In the link table there is a field to indicate a pedestrian facility (
ped_facility). You can also represent the pedestrian network (sidewalks, crosswalks and other paths) as its own network with its own links. See the Cambridge example.
How do I represent bicycle facilities?
In the link table there is a field to indicate a bicycle facility (
bike_facility). To represent a bicycle network in more detail, additional options include representing on-road bike lanes as explicit lanes in the lane table or representing other bicycle facilities (e.g., shared use paths, separated bike lanes) as their own links.
How do I represent street furniture and curbside regulations?
Locations and segments can be used for purposes like these. The location table is way to represent point information on a link and the segment table can represent information for a portion of a link. Both are defined by a linear reference along a link. Remember, the user may add ad hoc fields to any table in GMNS to represent any type of information that is important to their network.
What counts as a lane for the lanes field on a link or segment table?
Only vehicle travel lanes traversing the entire link are counted in the
lanes field in the link table. This may not be the same as the number of associated records in the lanes table, which can represent lanes of any type, such as bike lanes, shoulders, or reversible lanes (more on reverisble lanes in our time of day change examples.
What is needed to define a time-of-day (TOD) change?
A TOD file can’t exist without the link, lane, segment, etc. having been defined on the base table first. See time of day, above.
How should I represent transit data in GMNS?

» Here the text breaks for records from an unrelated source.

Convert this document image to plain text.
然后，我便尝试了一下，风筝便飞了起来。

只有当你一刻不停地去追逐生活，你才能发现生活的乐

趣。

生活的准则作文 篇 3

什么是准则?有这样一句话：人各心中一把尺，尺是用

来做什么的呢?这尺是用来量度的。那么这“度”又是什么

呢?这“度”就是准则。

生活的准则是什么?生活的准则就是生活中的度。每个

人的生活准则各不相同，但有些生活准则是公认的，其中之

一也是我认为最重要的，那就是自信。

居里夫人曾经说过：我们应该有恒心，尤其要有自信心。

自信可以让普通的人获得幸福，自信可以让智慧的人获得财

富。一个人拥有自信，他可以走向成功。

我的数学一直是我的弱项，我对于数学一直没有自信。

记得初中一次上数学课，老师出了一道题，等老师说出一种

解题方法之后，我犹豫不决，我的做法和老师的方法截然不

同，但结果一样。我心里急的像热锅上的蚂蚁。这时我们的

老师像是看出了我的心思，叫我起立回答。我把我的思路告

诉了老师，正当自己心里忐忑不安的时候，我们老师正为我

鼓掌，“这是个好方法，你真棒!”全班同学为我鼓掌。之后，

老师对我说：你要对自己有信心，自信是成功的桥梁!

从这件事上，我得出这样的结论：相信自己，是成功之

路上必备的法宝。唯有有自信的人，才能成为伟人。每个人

You can link a GTFS stop id in the location table. We recommend using GTFS as your primary means of representing transit networks as it is well-established and widely used. For more discussion on the representation of stops in GMNS see Issue #12.
Are there standardized values for fields such as node_type and allowed_uses?
There are several fields which require a type input, such as
node_type, where GMNS does not provide a standardized list of values. However, we do recommend using the Open Street Maps (OSM) standards as a guide, particularly highway features and amenities (transportation). For more discussion on this see Issue #10.